Per quanto previsto dal presente Regolamento dovranno avere in tutti i casi priorità le norme più restrittive previste dalla normativa vigente e ci si dovrà ispirare ai principi di tutela della salute.
Articolo 2
Oggetto del Regolamento ed elenco allegati
Il presente Regolamento si occupa di disciplinare il corretto insediamento di antenne per il servizio di telefonia mobile (S.R.B.) e per le telecomunicazioni-radiotelevisive, la minimizzazione dell’ esposizione della popolazione ai campi elettromagnetici nel territorio del Comune di Montepulciano.
Costituiscono parte integrante e sostanziale del presente regolamento i seguenti allegati:
- A – Elenco degli impianti S.R.B. esistenti
- B – Ubicazione degli impianti S.R.B. esistenti nel territorio comunale
Articolo 3
Definizione di impianto per il servizio di telefonia mobile (S.R.B.) e di impianto di radiodiffusione televisiva o radiofonica
Per impianto per il servizio di telefonia mobile o “stazione radiobase” (S.R.B.) e per impianto di radiodiffusione televisiva o radiofonica si intende un manufatto composto da un sistema di antenne, da una centralina dotata dei relativi quadri elettrici, dagli apparati di trasmissione e dall’eventuale sistema di condizionamento d’aria. Il sistema di antenne può raggruppare una o più antenne di varie dimensioni e può richiedere l'installazione di un palo o di un traliccio di sostegno.
La centralina ed i relativi apparati sono inseriti in una cabina le cui dimensioni ed i materiali di fabbricazione possono variare, ma devono comunque essere compatibili con il contesto ambientale di riferimento; a tal fine l’ amm. Comunale si riserva la facoltà di prescrivere soluzioni, materiali, ecc. ritenuti più idonei. In base alle dimensioni, il palo di insediamento delle antenne può richiedere diverse modalità di ancoraggio all'elemento in cui esso viene installato (suolo, tetto di un fabbricato, ecc.).

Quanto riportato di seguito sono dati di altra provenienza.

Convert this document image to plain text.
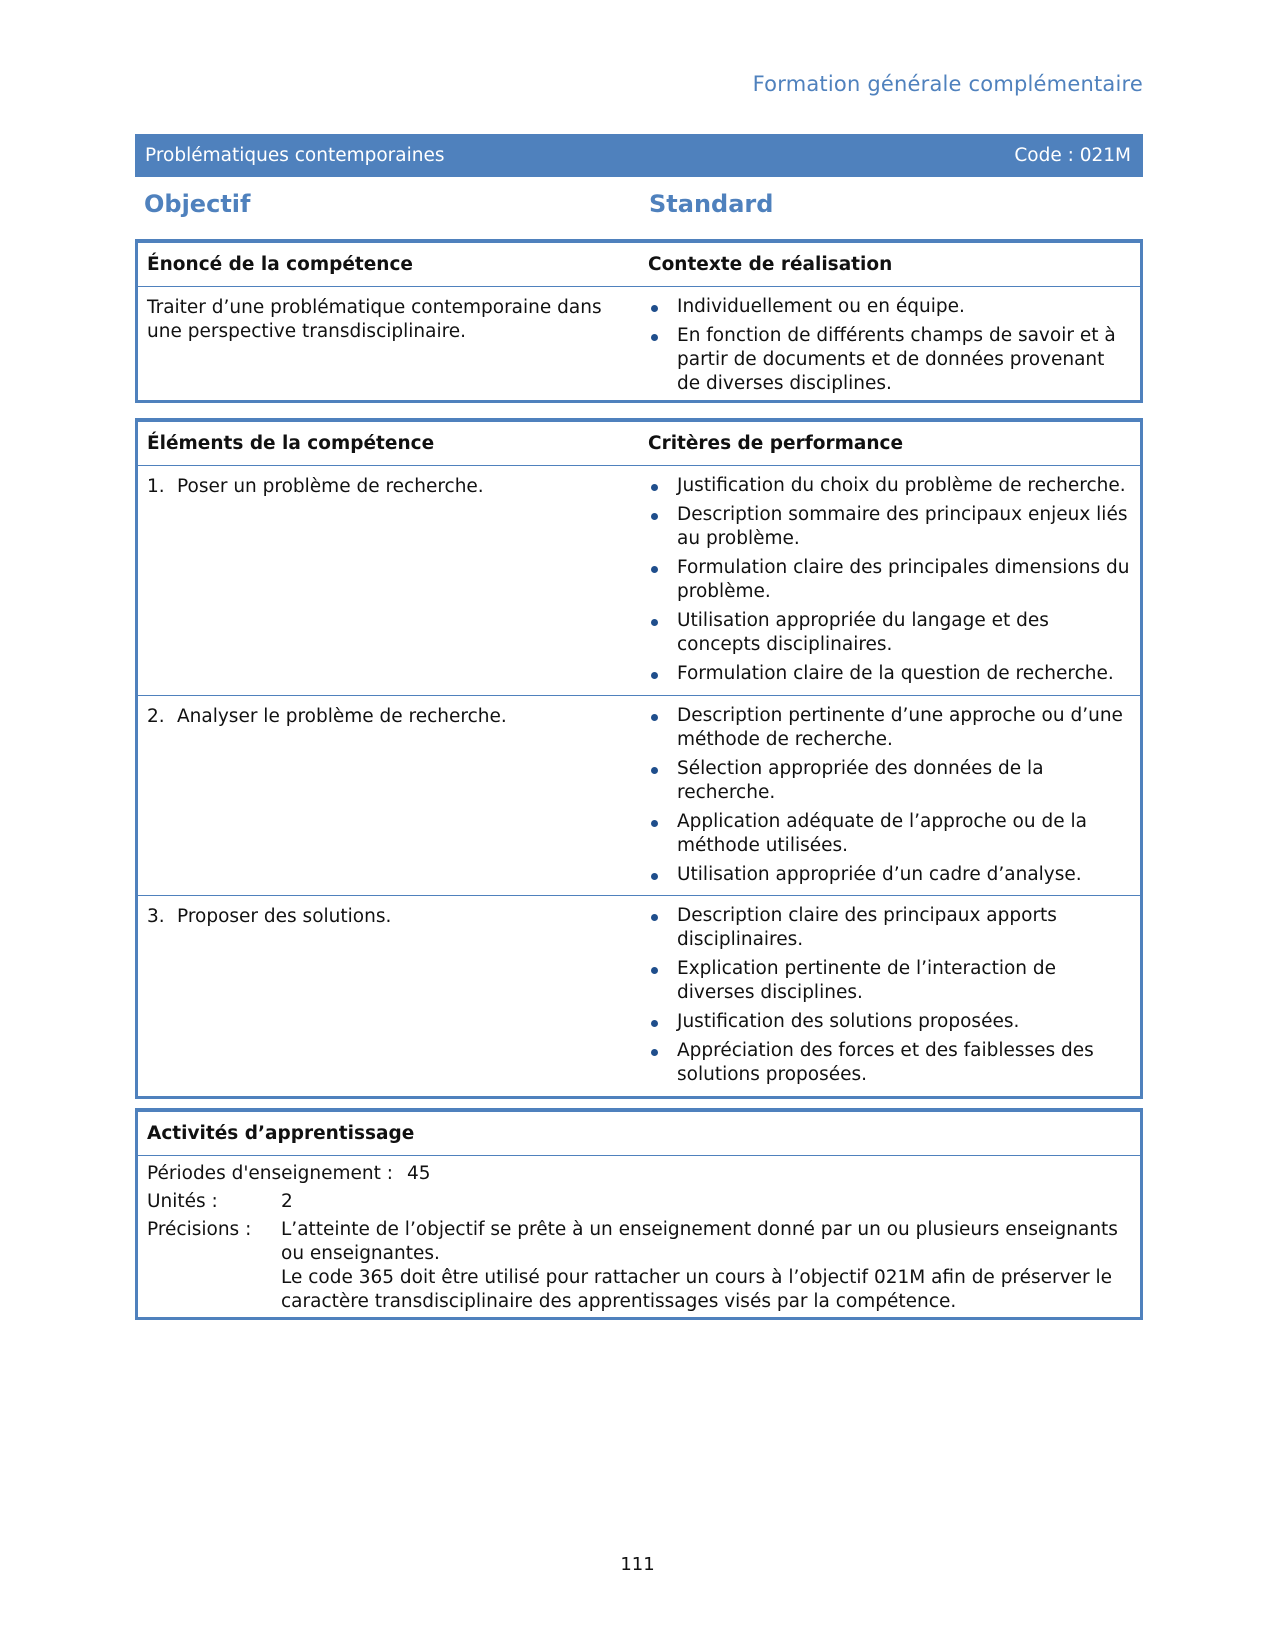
Formation générale complémentaire
Problématiques contemporaines	Code : 021M
Objectif	Standard
Énoncé de la compétence	Contexte de réalisation
Traiter d’une problématique contemporaine dans une perspective transdisciplinaire.
Individuellement ou en équipe.
En fonction de différents champs de savoir et à partir de documents et de données provenant de diverses disciplines.
Éléments de la compétence	Critères de performance
1. Poser un problème de recherche.	Justification du choix du problème de recherche.
Description sommaire des principaux enjeux liés au problème.
Formulation claire des principales dimensions du problème.
Utilisation appropriée du langage et des concepts disciplinaires.
Formulation claire de la question de recherche.
2. Analyser le problème de recherche.	Description pertinente d’une approche ou d’une méthode de recherche.
Sélection appropriée des données de la recherche.
Application adéquate de l’approche ou de la méthode utilisées.
Utilisation appropriée d’un cadre d’analyse.
3. Proposer des solutions.	Description claire des principaux apports disciplinaires.
Explication pertinente de l’interaction de diverses disciplines.
Justification des solutions proposées.
Appréciation des forces et des faiblesses des solutions proposées.
Activités d’apprentissage
Périodes d'enseignement : 45
Unités :	2
Précisions :	L’atteinte de l’objectif se prête à un enseignement donné par un ou plusieurs enseignants ou enseignantes.
Le code 365 doit être utilisé pour rattacher un cours à l’objectif 021M afin de préserver le caractère transdisciplinaire des apprentissages visés par la compétence.
111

Antenne e apparati di trasmissione possono risultare accorpati in un unico circuito elettronico.
Sono oggetto del presente regolamento gli impianti come sopra descritti e ogni apparato che emette onde elettromagnetiche nella frequenza compresa tra 0 Hz e 300 GHz.
Articolo 4
Valutazione preventiva
Ai fini dell'installazione o per qualunque modifica dei parametri costruttivi, o ancora per la gestione di impianti esistenti, il Gestore del servizio di telefonia mobile dovrà provvedere a presentare al Comune un progetto, al fine di ottenere il relativo permesso edilizio (Concessione Edilizia o Denuncia di inizio attività edilizia), corredato da una relazione di valutazione preventiva dei livelli di campo elettromagnetico relativa all'impianto medesimo, nonché di ulteriore documentazione di cui ai successivi articoli 8 e 9.
La relazione di valutazione preventiva dovrà essere presentata anche nei casi in cui si vada ad operare sugli impianti esistenti e nel caso in cui siano previste modifiche dei sistemi radianti.
Articolo 5
Interventi soggetti a Concessione Edilizia
Rientrano tra gli interventi soggetti a Concessione Edilizia tutte le richieste relative a nuovi impianti, ivi compresi gli impianti mobili, di potenza immessa in antenna superiore a 3,5 W, nonché le trasformazioni dei sistemi radianti relativi agli impianti esistenti o il posizionamento delle antenne sul traliccio (quota e azimut).
Articolo 6
Interventi soggetti a denuncia inizio attività edilizia (D.I.A.E.)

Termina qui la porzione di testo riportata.